Elucidating the mechanism of cellular uptake and

Model studies have suggested that the direct transduction occurs via pore formation, carpet-like perturbations, or inverted micelles formed in the bilayer membrane. Some primary amphiphatic CPPs such as TP10 are toxic to cells even at low concentrations.In addition, amphiphatic CPPs interact with both natural and anionic lipid membranes [17].A group of short peptides have been discovered that serve as delivery vectors for large molecules.They may have been called by different names such as protein translocation domain, membrane translocating sequence, Trojan peptide, or most commonly, cell-penetrating peptide (CPP).They can deliver large-cargo molecules, such as oligonucleotides, into cells.Endocytosis and direct penetration have been suggested as the two major uptake mechanisms, a subject still under debate.

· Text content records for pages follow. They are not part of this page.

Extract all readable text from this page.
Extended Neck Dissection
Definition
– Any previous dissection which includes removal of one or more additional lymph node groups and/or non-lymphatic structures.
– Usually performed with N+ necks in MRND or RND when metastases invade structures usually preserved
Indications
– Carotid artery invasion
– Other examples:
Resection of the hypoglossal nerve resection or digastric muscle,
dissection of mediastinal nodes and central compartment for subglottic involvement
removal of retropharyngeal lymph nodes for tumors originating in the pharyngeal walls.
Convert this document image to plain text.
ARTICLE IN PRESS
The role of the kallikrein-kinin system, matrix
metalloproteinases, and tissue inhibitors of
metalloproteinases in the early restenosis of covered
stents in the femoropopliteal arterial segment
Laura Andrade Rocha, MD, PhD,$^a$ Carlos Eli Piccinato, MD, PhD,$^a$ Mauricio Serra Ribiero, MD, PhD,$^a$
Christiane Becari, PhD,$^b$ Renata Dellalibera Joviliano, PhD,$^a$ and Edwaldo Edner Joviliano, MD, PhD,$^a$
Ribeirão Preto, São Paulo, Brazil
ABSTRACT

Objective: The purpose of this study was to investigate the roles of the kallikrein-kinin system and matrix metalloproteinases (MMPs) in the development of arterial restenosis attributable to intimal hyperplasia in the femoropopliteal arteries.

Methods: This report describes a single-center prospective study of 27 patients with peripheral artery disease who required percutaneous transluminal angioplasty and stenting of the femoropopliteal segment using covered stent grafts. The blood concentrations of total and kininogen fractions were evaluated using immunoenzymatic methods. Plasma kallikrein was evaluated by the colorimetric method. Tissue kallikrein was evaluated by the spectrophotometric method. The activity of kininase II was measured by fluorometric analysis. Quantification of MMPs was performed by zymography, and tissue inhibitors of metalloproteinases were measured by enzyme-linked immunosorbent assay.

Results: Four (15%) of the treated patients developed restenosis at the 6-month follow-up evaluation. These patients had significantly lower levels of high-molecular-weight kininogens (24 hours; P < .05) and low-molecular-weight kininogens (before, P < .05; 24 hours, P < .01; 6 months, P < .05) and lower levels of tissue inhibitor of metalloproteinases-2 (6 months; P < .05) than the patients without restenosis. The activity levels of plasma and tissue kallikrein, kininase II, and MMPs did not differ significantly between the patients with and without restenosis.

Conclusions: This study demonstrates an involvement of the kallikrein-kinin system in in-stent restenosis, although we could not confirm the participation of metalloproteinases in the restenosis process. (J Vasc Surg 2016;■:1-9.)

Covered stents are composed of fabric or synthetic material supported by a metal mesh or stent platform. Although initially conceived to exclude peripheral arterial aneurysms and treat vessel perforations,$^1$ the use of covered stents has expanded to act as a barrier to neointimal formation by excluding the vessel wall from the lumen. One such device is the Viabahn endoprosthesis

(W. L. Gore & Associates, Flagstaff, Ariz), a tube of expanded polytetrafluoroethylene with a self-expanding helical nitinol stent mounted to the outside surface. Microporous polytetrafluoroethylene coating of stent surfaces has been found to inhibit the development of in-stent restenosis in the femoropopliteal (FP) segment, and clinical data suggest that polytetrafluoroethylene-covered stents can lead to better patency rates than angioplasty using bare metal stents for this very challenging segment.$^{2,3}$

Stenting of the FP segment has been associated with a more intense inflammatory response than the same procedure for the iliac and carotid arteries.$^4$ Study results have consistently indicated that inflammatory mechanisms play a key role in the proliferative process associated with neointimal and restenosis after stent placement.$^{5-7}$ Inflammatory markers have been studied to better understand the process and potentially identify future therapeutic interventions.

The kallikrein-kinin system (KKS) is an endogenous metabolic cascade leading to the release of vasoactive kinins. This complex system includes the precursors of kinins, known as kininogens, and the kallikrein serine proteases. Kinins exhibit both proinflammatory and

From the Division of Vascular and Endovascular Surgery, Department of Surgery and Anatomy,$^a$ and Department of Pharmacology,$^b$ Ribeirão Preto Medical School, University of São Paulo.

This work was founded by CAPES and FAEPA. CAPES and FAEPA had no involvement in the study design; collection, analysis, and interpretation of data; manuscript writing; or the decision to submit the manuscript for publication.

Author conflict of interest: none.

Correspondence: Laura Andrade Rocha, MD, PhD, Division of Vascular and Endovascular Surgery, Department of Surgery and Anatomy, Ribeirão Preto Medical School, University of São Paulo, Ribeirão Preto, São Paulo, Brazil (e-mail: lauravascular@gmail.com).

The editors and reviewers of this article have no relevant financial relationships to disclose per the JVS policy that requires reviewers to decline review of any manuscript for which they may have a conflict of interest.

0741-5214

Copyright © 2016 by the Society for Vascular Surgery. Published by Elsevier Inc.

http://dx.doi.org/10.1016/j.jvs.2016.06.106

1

One of the classifications is based on the origin of the peptide.They typically bind to model membranes with a certain fraction of anionic lipids [17].The third class, that is, the nonamphipathic peptides (na CPPs) are rather short with a high content of cationic amino acids (arginine) such as R9 [11] and TAT(48–60) [3, 4].Synthetic peptides are another group in this category such as the polyarginine family [2, 16].CPPs can also be divided into three other classes based upon different peptide sequences and binding properties to the lipids.